Der Bedarf nach Beratung durch die offene Sprechstunde in Eislingen steigt weiter. Zwei Therapeutinnen berichten über ihre Arbeit mit den Familien. In den Gespräche gehe es oft um mentale Probleme, teilweise sogar in den suizidalen Bereich.
Die Coronazeit mit ihren Schulschließungen und Kontaktverboten hat viele Kinder und Jugendliche und damit auch deren Familien aus dem Gleichgewicht gebracht. Um auf die Probleme zu reagieren, hat die Stadt Eislingen am Kinder- und Jugendbüro eine offene Sprechstunde eingerichtet. Zweieinhalb Jahre später zeigt sich, dass seither der Beratungsbedarf noch gestiegen ist. „Sie ist eine wichtige Säule in unserer Kinder- und Jugendarbeit“, sagte Oberbürgermeister Klaus Heininger im Eislinger Sozialausschuss, in dem über die offene Sprechstunde (OS) berichtet wurde.

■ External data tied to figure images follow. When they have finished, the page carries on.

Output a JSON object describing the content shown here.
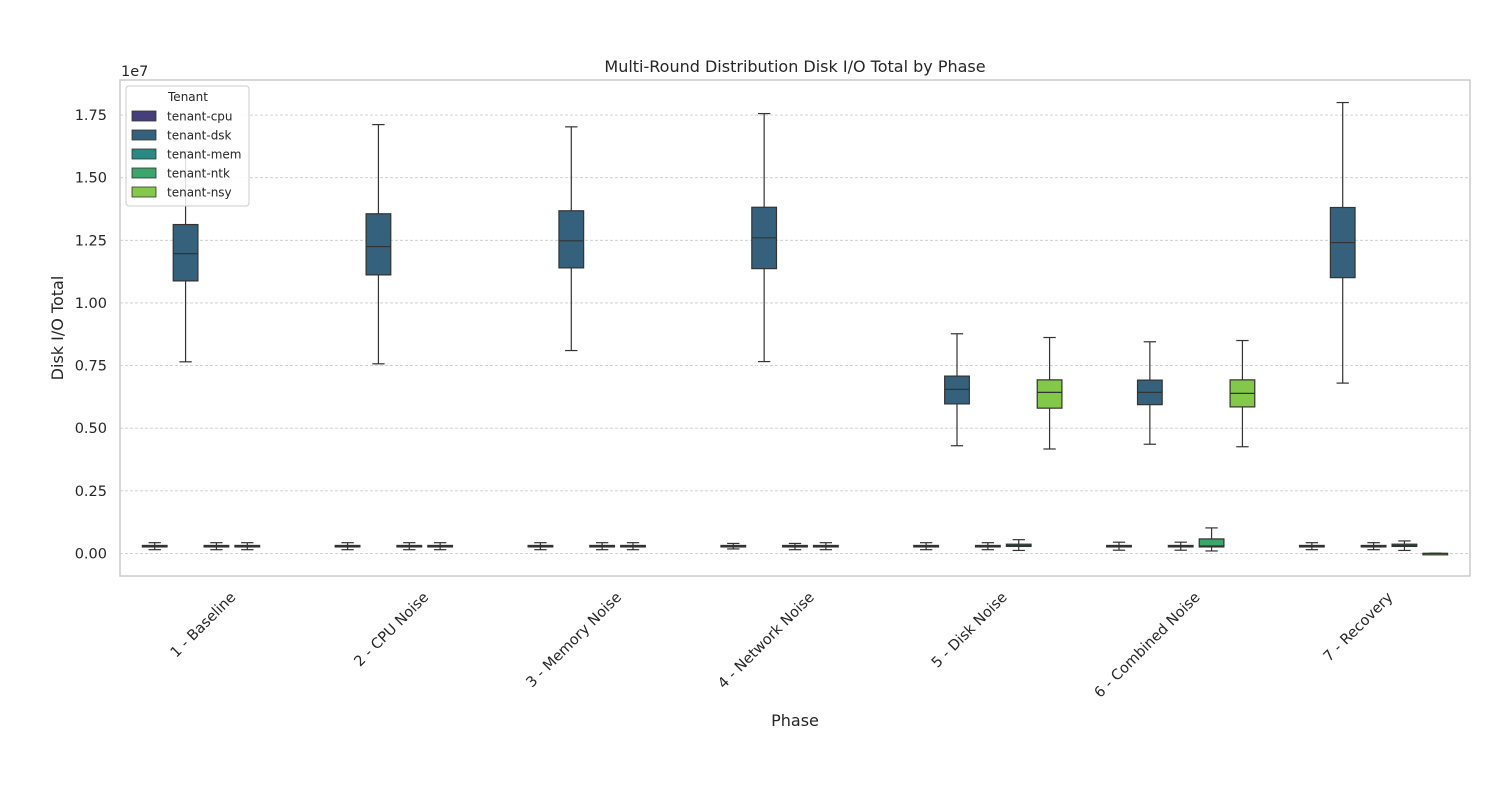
{
  "chart_data": {
    "type": "box",
    "title": "Multi-Round Distribution Disk I/O Total by Phase",
    "xlabel": "Phase",
    "ylabel": "Disk I/O Total",
    "y_offset_label": "1e7",
    "ylim": [
      -0.09,
      1.89
    ],
    "yticks": [
      0.0,
      0.25,
      0.5,
      0.75,
      1.0,
      1.25,
      1.5,
      1.75
    ],
    "ytick_labels": [
      "0.00",
      "0.25",
      "0.50",
      "0.75",
      "1.00",
      "1.25",
      "1.50",
      "1.75"
    ],
    "grid": true,
    "legend_title": "Tenant",
    "legend_position": "top-left",
    "categories": [
      "1 - Baseline",
      "2 - CPU Noise",
      "3 - Memory Noise",
      "4 - Network Noise",
      "5 - Disk Noise",
      "6 - Combined Noise",
      "7 - Recovery"
    ],
    "series": [
      {
        "name": "tenant-cpu",
        "color": "#45407a",
        "boxes": [
          {
            "whislo": 0.015,
            "q1": 0.026,
            "median": 0.029,
            "q3": 0.032,
            "whishi": 0.043
          },
          {
            "whislo": 0.015,
            "q1": 0.026,
            "median": 0.029,
            "q3": 0.032,
            "whishi": 0.043
          },
          {
            "whislo": 0.015,
            "q1": 0.026,
            "median": 0.029,
            "q3": 0.032,
            "whishi": 0.043
          },
          {
            "whislo": 0.018,
            "q1": 0.026,
            "median": 0.029,
            "q3": 0.032,
            "whishi": 0.04
          },
          {
            "whislo": 0.015,
            "q1": 0.026,
            "median": 0.029,
            "q3": 0.032,
            "whishi": 0.043
          },
          {
            "whislo": 0.013,
            "q1": 0.026,
            "median": 0.029,
            "q3": 0.032,
            "whishi": 0.045
          },
          {
            "whislo": 0.015,
            "q1": 0.026,
            "median": 0.029,
            "q3": 0.032,
            "whishi": 0.043
          }
        ]
      },
      {
        "name": "tenant-dsk",
        "color": "#35617c",
        "boxes": [
          {
            "whislo": 0.765,
            "q1": 1.088,
            "median": 1.197,
            "q3": 1.313,
            "whishi": 1.605
          },
          {
            "whislo": 0.757,
            "q1": 1.112,
            "median": 1.225,
            "q3": 1.356,
            "whishi": 1.712
          },
          {
            "whislo": 0.81,
            "q1": 1.14,
            "median": 1.248,
            "q3": 1.368,
            "whishi": 1.703
          },
          {
            "whislo": 0.766,
            "q1": 1.137,
            "median": 1.26,
            "q3": 1.382,
            "whishi": 1.756
          },
          {
            "whislo": 0.43,
            "q1": 0.597,
            "median": 0.655,
            "q3": 0.708,
            "whishi": 0.877
          },
          {
            "whislo": 0.436,
            "q1": 0.594,
            "median": 0.643,
            "q3": 0.692,
            "whishi": 0.845
          },
          {
            "whislo": 0.68,
            "q1": 1.101,
            "median": 1.241,
            "q3": 1.381,
            "whishi": 1.8
          }
        ]
      },
      {
        "name": "tenant-mem",
        "color": "#2a8a83",
        "boxes": [
          {
            "whislo": 0.015,
            "q1": 0.026,
            "median": 0.029,
            "q3": 0.032,
            "whishi": 0.043
          },
          {
            "whislo": 0.015,
            "q1": 0.026,
            "median": 0.029,
            "q3": 0.032,
            "whishi": 0.043
          },
          {
            "whislo": 0.015,
            "q1": 0.026,
            "median": 0.029,
            "q3": 0.032,
            "whishi": 0.043
          },
          {
            "whislo": 0.015,
            "q1": 0.026,
            "median": 0.029,
            "q3": 0.032,
            "whishi": 0.04
          },
          {
            "whislo": 0.015,
            "q1": 0.026,
            "median": 0.029,
            "q3": 0.032,
            "whishi": 0.043
          },
          {
            "whislo": 0.013,
            "q1": 0.026,
            "median": 0.029,
            "q3": 0.032,
            "whishi": 0.045
          },
          {
            "whislo": 0.015,
            "q1": 0.026,
            "median": 0.029,
            "q3": 0.032,
            "whishi": 0.043
          }
        ]
      },
      {
        "name": "tenant-ntk",
        "color": "#3ba56b",
        "boxes": [
          {
            "whislo": 0.015,
            "q1": 0.026,
            "median": 0.029,
            "q3": 0.032,
            "whishi": 0.043
          },
          {
            "whislo": 0.015,
            "q1": 0.026,
            "median": 0.029,
            "q3": 0.032,
            "whishi": 0.043
          },
          {
            "whislo": 0.015,
            "q1": 0.026,
            "median": 0.029,
            "q3": 0.032,
            "whishi": 0.043
          },
          {
            "whislo": 0.015,
            "q1": 0.026,
            "median": 0.029,
            "q3": 0.032,
            "whishi": 0.043
          },
          {
            "whislo": 0.012,
            "q1": 0.028,
            "median": 0.032,
            "q3": 0.037,
            "whishi": 0.055
          },
          {
            "whislo": 0.01,
            "q1": 0.026,
            "median": 0.03,
            "q3": 0.058,
            "whishi": 0.102
          },
          {
            "whislo": 0.012,
            "q1": 0.028,
            "median": 0.032,
            "q3": 0.037,
            "whishi": 0.05
          }
        ]
      },
      {
        "name": "tenant-nsy",
        "color": "#84c84a",
        "boxes": [
          null,
          null,
          null,
          null,
          {
            "whislo": 0.417,
            "q1": 0.58,
            "median": 0.643,
            "q3": 0.693,
            "whishi": 0.862
          },
          {
            "whislo": 0.426,
            "q1": 0.585,
            "median": 0.639,
            "q3": 0.693,
            "whishi": 0.85
          },
          {
            "whislo": -0.001,
            "q1": -0.0005,
            "median": 0.0,
            "q3": 0.0005,
            "whishi": 0.001
          }
        ]
      }
    ]
  }
}
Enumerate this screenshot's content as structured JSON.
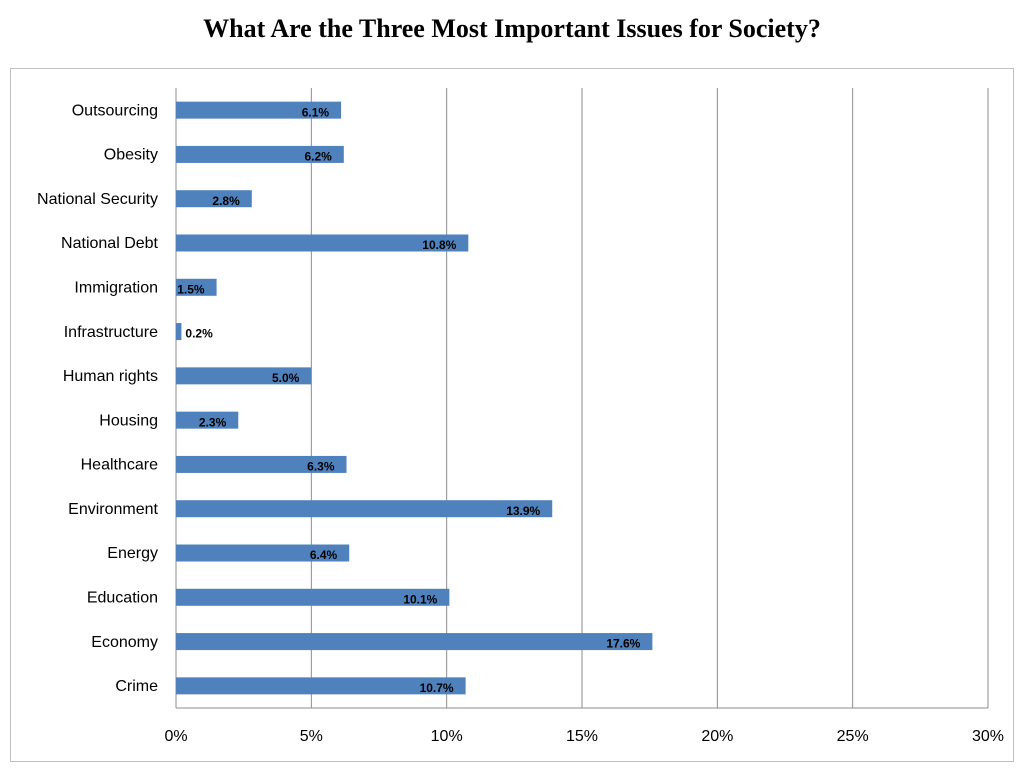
{
  "chart_data": {
    "type": "bar",
    "orientation": "horizontal",
    "title": "What Are the Three Most Important Issues for Society?",
    "categories": [
      "Outsourcing",
      "Obesity",
      "National Security",
      "National Debt",
      "Immigration",
      "Infrastructure",
      "Human rights",
      "Housing",
      "Healthcare",
      "Environment",
      "Energy",
      "Education",
      "Economy",
      "Crime"
    ],
    "values": [
      6.1,
      6.2,
      2.8,
      10.8,
      1.5,
      0.2,
      5.0,
      2.3,
      6.3,
      13.9,
      6.4,
      10.1,
      17.6,
      10.7
    ],
    "data_labels": [
      "6.1%",
      "6.2%",
      "2.8%",
      "10.8%",
      "1.5%",
      "0.2%",
      "5.0%",
      "2.3%",
      "6.3%",
      "13.9%",
      "6.4%",
      "10.1%",
      "17.6%",
      "10.7%"
    ],
    "xlim": [
      0,
      30
    ],
    "x_ticks": [
      0,
      5,
      10,
      15,
      20,
      25,
      30
    ],
    "x_tick_labels": [
      "0%",
      "5%",
      "10%",
      "15%",
      "20%",
      "25%",
      "30%"
    ],
    "xlabel": "",
    "ylabel": "",
    "grid": "vertical",
    "legend": "none",
    "colors": {
      "bar": "#4f81bd",
      "grid": "#8c8c8c",
      "frame": "#c0c0c0"
    }
  }
}
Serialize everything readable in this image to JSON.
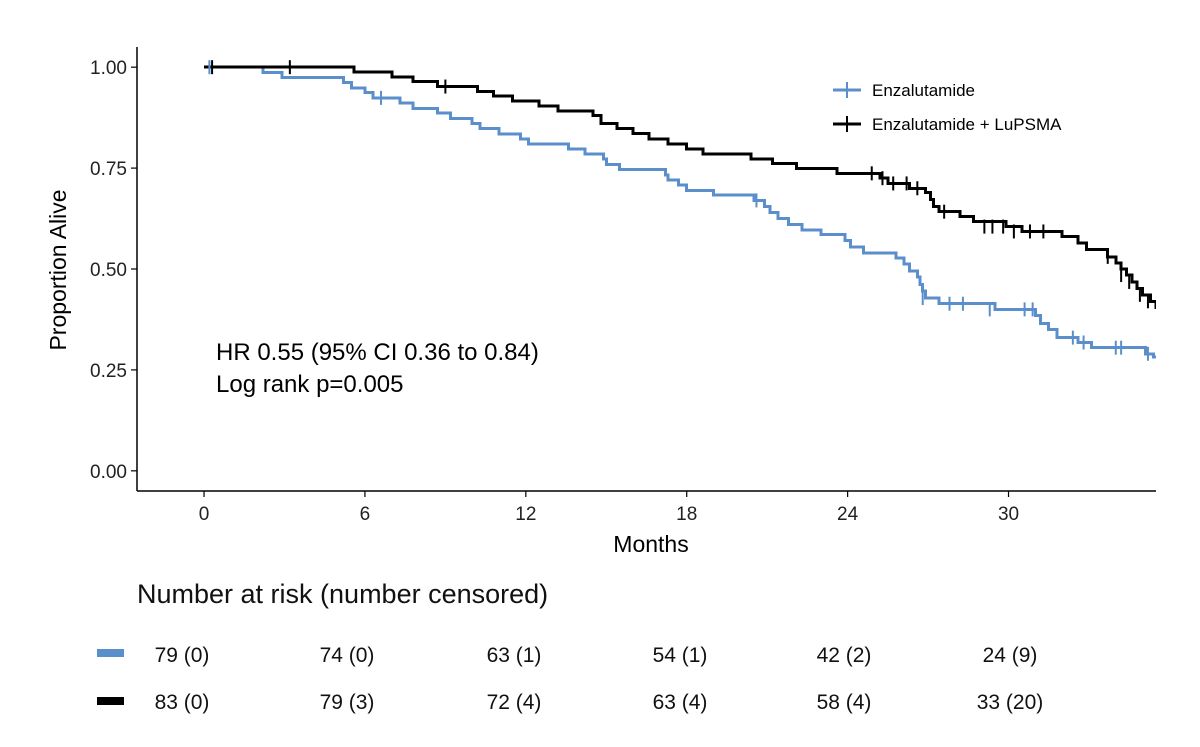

Susanne Lehmann vom Kinder- und Jugendbüro und Ingrid Hinzel-Hees, Schulsozialarbeiterin am Erich-Kästner-Gymnasium, bieten die Sprechstunde immer donnerstags an. Was als eine Reaktion auf die Krise nach Corona gedacht war, hat sich inzwischen ausgeweitet. Ein Nachmittag in der Woche reiche nicht mehr, sagte Hinzel-Hees im Ausschuss. Zumal die beiden Therapeutinnen bei vielen Gesprächen mehrere Termine benötigten. Früher seien vor allem Ratsuchende aus der Schulsozialarbeit in die OS gekommen. Auch aus Kindergärten und über Empfehlungen von Kinderärzten komme die Klientel. Inzwischen werde die Sprechstunde zudem über Mund-zu-Mund-Propaganda bekannt gemacht. „Wir sind gut beschäftigt“, stellte Hinzel-Hees fest.
Arbeitszeit der Therapeutinnen ist knapp bemessen
Für die OS sind insgesamt 20 Prozent Arbeitszeit und ein Raum im Kinder- und Jugendbüro im ehemaligen Bahnhofsgebäude vorgesehen. Die Zeitressource bezeichnet Lehmann als knapp, „weil jedes Gespräch Vor- und Nachbereitung erfordert, und es bleibt nicht bei einem Gespräch“. Oft gehe es um mentale Probleme, teilweise sogar in den suizidalen Bereich, sagte Lehmann. Ein Büroraum sei ebenfalls zu wenig, da die beiden Therapeutinnen wegen der Nachfrage oft gleichzeitig Beratungsgespräche führen. Meist können sie in das Büro der Musikschule ausweichen, das zu dieser Zeit leer sei.
Im Schnitt würden pro Termin zwei bis drei Kinder, Jugendliche oder deren Eltern zu Themen beraten, welche das familiäre Zusammenleben oder das persönliche Wohlbefinden betreffen. Hinzu kommen noch telefonische Beratungen. Somit geht der gesamte Beratungsaufwand weit über die vorgesehenen drei Donnerstagsstunden hinaus. Die beiden Expertinnen nannten einige Ausprägungen des Anstiegs mentaler Probleme bei jungen Leuten: Erschöpfung, Einsamkeit auch bei Schulkindern, Depressionen. „Stress schränkt kognitive Fähigkeiten ein“, erklärte Hinzel-Hees. Lehmann zitierte Studien, dass jeder zehnte Jugendliche ein problematisches Verhalten zeige. Die Pressestelle der Versicherung DAK habe im August festgestellt: „Erschöpft und einsam: die Situation der Schulkinder in Deutschland verschlechtert sich.“ Als Ursachen werden unter anderem der Verlust der Privatsphäre in digitalen Medien, Cybermobbing, Druck oder auch Konflikte in Familien genannt.
Vermittlung an andere Therapeuten ist schwierig
Bei manchen Fällen versuchen Lehmann und Hinzel-Hees Termine bei spezialisierten Stellen zu vermitteln. Dies sei aber schwierig, weil Beratungsstellen keine freien Kapazitäten hätten oder Therapieplätze belegt sind. Lehmann sagte dazu in ihrem Bericht: „Professionelle Beratungen fehlen.“
„Der Bedarf ist da“, bewertete Heininger den Bericht. Die Stadt werde an der OS festhalten. Auch im Gremium gab es Zustimmung. So nannte Ingrid Held (SPD) die OS ein „Leuchtturmprojekt“. Das sei eine freiwillige Leistung der Stadt, „weil wir die Not der Kinder und Jugendlichen sehen“. Das Angebot gebe es sonst nirgendwo.